What follows when Little Bee comes back into Sarah’s life is a powerful story of reconciliation and healing, but it is mixed in with a generous helping of satire about the daily difficulties of modern life. This is a novel about important issues, from refugee policy to the devastating effects of violence, but more than that, it does something only great fiction can: Little Bee teaches us what it is like to live through experiences most of us think of only as far off disasters in the news.

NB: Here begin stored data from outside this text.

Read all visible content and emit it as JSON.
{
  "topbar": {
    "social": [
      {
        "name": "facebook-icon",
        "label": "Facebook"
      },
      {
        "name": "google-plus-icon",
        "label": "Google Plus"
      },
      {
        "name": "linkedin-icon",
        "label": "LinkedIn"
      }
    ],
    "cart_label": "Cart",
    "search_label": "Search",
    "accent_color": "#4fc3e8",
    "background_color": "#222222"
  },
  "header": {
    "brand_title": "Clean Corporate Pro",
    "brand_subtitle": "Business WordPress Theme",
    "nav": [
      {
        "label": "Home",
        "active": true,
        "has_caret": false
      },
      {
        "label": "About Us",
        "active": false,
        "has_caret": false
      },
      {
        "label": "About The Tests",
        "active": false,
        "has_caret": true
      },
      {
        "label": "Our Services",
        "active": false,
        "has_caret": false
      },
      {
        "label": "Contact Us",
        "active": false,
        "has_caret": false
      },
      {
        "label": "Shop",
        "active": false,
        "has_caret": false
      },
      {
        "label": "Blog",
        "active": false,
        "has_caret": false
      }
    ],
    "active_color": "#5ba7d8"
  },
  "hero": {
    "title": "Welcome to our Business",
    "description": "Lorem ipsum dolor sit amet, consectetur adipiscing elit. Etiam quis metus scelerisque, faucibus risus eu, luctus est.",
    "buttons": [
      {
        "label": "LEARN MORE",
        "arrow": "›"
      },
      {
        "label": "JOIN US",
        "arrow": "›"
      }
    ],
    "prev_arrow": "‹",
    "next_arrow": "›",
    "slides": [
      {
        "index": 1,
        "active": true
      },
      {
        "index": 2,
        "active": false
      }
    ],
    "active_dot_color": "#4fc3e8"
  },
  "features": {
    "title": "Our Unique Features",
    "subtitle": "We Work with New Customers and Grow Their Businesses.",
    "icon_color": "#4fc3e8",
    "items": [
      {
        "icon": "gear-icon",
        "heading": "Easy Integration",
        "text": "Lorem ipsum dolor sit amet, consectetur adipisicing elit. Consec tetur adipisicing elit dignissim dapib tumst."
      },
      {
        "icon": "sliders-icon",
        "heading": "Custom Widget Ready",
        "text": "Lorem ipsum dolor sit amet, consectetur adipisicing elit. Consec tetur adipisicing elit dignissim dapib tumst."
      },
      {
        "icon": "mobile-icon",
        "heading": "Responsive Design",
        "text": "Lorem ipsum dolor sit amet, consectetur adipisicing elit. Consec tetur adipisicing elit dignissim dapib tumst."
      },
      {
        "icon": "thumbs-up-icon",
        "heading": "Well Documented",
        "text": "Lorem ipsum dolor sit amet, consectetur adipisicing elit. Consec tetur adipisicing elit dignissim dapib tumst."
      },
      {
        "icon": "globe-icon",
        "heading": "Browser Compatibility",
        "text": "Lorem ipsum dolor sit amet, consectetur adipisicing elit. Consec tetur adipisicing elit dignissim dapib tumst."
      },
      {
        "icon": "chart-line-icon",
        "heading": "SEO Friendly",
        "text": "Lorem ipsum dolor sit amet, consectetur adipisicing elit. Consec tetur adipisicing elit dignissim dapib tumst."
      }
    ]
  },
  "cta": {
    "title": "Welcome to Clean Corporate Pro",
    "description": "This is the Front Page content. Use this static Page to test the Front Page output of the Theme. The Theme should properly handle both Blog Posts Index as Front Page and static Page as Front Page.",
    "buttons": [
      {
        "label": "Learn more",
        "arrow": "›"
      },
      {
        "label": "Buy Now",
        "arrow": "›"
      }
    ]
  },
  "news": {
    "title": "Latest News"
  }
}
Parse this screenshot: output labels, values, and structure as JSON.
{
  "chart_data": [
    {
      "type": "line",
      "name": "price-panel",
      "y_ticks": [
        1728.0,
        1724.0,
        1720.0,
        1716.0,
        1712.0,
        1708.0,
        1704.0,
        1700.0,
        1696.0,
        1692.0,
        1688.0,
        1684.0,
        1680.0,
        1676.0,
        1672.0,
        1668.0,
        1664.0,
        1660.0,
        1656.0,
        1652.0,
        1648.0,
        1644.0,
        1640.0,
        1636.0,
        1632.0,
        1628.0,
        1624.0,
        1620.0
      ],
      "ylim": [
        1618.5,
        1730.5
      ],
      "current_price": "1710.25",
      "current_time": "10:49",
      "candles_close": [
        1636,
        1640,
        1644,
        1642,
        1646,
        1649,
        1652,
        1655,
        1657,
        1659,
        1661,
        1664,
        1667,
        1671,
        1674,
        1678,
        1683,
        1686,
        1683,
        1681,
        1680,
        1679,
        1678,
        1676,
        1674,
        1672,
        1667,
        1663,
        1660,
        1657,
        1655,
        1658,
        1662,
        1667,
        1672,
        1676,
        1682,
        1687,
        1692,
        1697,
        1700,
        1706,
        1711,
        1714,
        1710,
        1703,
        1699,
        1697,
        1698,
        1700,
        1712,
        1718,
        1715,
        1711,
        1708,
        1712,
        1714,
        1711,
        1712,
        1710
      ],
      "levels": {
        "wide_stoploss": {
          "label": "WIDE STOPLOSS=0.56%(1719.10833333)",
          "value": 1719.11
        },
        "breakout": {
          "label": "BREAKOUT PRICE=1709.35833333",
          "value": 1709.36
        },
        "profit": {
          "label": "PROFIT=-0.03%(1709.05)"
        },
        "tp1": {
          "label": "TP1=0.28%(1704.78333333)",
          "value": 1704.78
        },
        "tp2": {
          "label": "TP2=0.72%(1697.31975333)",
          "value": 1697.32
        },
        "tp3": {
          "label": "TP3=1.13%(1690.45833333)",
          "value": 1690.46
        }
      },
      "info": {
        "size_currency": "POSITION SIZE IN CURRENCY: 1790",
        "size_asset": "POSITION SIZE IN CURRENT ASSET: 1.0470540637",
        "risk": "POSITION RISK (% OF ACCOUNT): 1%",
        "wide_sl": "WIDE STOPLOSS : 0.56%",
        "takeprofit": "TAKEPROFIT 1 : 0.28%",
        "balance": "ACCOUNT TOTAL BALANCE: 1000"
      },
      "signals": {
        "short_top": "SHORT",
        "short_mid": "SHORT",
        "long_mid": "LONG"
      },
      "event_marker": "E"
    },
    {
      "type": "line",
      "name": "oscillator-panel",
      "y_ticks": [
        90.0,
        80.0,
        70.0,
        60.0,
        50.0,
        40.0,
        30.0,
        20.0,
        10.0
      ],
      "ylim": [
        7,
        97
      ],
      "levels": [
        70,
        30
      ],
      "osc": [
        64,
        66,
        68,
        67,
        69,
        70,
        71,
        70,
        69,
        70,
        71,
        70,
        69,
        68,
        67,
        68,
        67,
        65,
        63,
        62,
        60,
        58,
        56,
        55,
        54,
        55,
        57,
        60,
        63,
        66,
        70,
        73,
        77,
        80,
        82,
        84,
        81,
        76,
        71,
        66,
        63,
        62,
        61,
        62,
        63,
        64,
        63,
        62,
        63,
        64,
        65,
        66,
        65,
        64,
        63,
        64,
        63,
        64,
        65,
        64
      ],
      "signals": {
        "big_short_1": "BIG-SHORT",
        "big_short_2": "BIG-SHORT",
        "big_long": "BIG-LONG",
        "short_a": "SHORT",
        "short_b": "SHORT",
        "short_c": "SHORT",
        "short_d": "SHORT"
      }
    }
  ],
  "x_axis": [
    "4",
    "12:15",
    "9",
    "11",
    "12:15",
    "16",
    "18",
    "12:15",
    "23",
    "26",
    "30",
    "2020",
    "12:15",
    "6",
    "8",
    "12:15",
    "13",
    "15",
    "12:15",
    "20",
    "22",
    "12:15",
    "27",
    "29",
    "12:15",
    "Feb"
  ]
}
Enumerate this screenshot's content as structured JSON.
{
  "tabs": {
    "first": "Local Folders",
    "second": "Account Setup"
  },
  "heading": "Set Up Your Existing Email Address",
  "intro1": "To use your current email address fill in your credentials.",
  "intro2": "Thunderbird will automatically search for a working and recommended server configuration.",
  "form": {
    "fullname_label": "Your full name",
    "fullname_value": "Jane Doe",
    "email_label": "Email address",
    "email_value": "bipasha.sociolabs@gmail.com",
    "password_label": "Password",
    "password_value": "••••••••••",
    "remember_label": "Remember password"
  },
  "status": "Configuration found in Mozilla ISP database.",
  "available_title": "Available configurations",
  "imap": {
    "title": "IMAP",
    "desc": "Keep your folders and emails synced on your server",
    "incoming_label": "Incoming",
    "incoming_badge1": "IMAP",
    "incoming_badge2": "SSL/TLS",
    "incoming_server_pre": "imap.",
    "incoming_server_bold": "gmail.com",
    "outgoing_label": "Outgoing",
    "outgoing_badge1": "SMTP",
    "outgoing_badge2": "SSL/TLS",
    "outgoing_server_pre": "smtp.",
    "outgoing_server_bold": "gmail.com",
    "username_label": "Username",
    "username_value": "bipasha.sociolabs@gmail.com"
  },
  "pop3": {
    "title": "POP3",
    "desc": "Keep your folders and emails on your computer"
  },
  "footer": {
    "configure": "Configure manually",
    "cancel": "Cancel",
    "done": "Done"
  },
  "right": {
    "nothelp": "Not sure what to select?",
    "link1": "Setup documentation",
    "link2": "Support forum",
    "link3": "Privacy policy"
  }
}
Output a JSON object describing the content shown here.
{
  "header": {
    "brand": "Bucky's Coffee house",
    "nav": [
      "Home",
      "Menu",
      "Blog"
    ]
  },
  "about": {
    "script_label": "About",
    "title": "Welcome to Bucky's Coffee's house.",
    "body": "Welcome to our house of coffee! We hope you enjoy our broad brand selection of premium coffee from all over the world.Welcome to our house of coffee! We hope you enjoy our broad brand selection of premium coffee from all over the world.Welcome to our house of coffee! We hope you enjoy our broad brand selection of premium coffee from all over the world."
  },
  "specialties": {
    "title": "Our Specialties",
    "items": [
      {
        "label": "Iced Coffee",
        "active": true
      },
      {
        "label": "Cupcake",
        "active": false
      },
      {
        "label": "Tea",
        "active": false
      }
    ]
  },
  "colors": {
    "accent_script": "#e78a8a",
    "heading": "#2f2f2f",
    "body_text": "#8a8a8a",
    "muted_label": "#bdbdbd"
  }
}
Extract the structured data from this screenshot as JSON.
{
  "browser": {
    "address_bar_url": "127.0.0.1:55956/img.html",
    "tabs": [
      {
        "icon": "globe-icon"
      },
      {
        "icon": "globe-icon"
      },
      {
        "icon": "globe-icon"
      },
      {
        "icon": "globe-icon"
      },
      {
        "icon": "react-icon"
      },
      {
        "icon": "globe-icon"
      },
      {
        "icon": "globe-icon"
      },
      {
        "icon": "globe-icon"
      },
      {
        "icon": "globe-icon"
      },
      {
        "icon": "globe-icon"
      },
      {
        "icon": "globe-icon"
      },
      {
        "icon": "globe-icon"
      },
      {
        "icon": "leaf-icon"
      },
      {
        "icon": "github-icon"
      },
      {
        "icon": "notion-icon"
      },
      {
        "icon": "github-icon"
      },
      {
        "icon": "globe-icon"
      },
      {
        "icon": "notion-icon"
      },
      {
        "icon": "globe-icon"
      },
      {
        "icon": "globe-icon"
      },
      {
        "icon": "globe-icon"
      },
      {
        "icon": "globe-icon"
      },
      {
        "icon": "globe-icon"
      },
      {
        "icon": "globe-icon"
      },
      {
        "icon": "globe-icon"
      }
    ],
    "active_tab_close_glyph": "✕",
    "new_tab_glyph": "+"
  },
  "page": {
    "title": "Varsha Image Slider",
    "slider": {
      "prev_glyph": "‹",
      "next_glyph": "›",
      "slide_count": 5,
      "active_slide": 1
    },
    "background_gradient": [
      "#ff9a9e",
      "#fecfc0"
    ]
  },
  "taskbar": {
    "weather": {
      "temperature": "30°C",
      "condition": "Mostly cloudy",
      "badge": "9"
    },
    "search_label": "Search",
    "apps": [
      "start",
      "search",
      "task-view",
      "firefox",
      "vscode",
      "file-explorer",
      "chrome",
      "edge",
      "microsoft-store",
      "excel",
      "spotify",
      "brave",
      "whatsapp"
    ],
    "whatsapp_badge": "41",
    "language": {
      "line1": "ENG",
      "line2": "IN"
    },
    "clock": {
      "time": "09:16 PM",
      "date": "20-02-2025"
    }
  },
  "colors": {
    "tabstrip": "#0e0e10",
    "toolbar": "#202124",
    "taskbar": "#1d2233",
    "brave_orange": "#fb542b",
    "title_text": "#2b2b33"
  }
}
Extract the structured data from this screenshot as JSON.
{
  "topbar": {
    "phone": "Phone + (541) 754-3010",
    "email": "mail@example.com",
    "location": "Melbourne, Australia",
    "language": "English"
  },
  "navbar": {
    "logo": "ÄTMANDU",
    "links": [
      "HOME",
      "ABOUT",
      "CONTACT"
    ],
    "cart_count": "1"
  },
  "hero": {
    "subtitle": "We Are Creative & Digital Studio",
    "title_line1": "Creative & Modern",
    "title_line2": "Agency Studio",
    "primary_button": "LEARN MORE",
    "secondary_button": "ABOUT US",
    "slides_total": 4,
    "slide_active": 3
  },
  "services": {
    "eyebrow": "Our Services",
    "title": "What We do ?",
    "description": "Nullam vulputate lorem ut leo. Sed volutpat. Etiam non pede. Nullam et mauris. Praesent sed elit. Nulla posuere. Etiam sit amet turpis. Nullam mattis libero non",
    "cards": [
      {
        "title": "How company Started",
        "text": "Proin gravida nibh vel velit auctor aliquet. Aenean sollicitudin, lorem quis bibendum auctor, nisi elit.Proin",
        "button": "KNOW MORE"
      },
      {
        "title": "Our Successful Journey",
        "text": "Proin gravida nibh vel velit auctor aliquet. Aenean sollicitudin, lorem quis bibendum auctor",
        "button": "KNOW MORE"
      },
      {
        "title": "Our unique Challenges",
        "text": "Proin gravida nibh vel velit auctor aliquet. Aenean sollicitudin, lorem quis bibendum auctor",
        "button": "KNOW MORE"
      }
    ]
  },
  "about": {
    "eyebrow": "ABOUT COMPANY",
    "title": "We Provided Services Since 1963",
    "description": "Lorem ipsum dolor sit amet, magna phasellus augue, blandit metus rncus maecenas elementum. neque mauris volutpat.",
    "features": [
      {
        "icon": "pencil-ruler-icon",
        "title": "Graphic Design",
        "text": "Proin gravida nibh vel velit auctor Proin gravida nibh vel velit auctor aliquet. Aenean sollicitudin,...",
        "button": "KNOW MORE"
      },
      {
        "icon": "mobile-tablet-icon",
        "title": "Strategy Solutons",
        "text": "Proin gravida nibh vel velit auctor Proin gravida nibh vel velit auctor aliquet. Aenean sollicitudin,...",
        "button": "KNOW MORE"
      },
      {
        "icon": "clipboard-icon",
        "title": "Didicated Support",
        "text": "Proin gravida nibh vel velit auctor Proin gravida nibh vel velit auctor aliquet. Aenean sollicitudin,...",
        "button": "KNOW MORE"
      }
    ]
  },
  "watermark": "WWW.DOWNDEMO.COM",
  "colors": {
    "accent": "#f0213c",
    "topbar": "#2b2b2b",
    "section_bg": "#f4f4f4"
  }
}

As ever, the author says it best: “It’s an uplifting, thrilling, universal human story, and I just worked to keep it simple. One brave African girl; one brave Western woman. What if one just turned up on the other’s doorstep one misty morning and asked, Can you help? And what if that help wasn’t just a one-way street?”
NOMINEE 2009 - Commonwealth Writers Prize for Best Book (Eurasia)
A note from the author
I went to a concentration camp by mistake. As a student at Oxford University I’d take any paid work during the vacation, so one morning I climbed into a minibus with some other casual labourers, destination unknown. We passed through a razor-wire perimeter fence. Thin brown faces appeared in the morning mist. Fingers clawed the wire. The minibus dropped us into a crush of agitated people, pleading with us in half the languages on earth. Despair and confusion reigned.
This terrible place was a removal centre for asylum seekers. We’d been hired to serve canteen meals to people being returned to the murderous regimes they’d fled. These were the people my country had decided it wouldn’t help. It was hard to look them in the eye. Everyone ate with plastic spoons. It would have been brave to provide people in their predicament with anything sharper.
After detention in heartbreaking conditions, most would be forcibly deported to countries where many would be tortured and killed. Mass deportation continues to this day. It doesn’t take a genius to point out the parallel with the Holocaust. It doesn’t take a novelist to realise this isn’t terribly British.
What was remarkable, though, was the stoicism and sheer grace of some of these doomed people. Years later, it was a humbling experience and a fierce delight to research this novel. The refugees I heard from brought me to unexpected discoveries: the beauty of Nigerian English and Jamaican English, the startling graveyard humour of refugees, and the moral courage of the many citizens who help asylum seekers, in defiance of their authorities. It’s an uplifting, thrilling, universal human story, and I just worked to keep it simple. One brave African girl; one brave Western woman. What if one just turned up on the other’s doorstep one misty morning and asked, Can you help? And what if that help wasn’t just a one-way street?
From the Hardcover edition.
"A very special book indeed. Profound, deeply moving and yet light in touch, it explores the nature of loss, hope, love and identity with atrocity its backdrop. Read it and think deeply."
-The Bookseller (UK)
Chris Cleave was born in London and spent his early years in Cameroon. He studied Experimental Psychology at Balliol College, Oxford, and has worked as a barman, sailor, and internet person, and now writes a column for the Guardian newspaper. His debut novel Incendiary won a 2006 Somerset Maugham Award, was shortlisted for the 2006 Commonwealth Writers Prize, won the United States Book-of-the-Month Club’s First Fiction award for 2005 and is now a feature film. Chris Cleave lives in London with his wife and two children.